Specifically, the commission would determine whether the federal government should establish a clearinghouse for program and survey data, what data should be included in the clearinghouse, and which qualified researchers from both the private and public sector could access the data to perform program evaluations and policy-relevant research. By coordinating data across federal programs and tax expenditures, and giving qualified researchers greater access to that data, with appropriate controls on the use of that data, federal agencies would gain a better grasp of how effective they are, and lawmakers would gain a better grasp of how to improve them.

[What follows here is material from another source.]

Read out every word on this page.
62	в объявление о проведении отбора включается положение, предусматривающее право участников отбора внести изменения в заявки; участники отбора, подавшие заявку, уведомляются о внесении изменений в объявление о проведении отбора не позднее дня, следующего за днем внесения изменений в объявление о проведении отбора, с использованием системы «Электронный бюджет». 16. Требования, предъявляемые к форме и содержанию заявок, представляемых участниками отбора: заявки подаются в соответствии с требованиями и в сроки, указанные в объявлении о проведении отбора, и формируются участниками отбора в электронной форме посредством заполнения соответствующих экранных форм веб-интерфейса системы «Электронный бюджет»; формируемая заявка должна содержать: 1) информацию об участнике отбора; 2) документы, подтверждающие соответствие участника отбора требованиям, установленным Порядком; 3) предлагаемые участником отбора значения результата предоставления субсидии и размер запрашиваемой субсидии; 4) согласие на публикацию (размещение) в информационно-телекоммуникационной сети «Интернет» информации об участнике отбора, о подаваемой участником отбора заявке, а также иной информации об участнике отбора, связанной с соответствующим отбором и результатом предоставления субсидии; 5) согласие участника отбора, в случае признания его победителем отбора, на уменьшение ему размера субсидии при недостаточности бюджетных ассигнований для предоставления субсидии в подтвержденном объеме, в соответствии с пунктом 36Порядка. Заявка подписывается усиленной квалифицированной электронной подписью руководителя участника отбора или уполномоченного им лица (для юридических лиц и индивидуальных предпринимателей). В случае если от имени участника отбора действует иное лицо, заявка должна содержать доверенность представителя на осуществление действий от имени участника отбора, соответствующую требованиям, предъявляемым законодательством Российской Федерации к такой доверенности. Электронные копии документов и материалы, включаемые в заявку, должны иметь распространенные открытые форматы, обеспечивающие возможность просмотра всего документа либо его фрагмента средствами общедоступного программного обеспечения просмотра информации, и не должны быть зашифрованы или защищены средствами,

The Senate passed the bill, along with an amendment incorporating several technical changes co-sponsored by Senator Murray and Senator Richard Burr (R-NC), by unanimous consent. The bill passed through the Senate Homeland Security and Governmental Affairs Committee by a voice vote on June 24, 2015, and originally passed the House of Representatives on July 27, 2015, but it now goes back to the House for a final vote on the Senate version.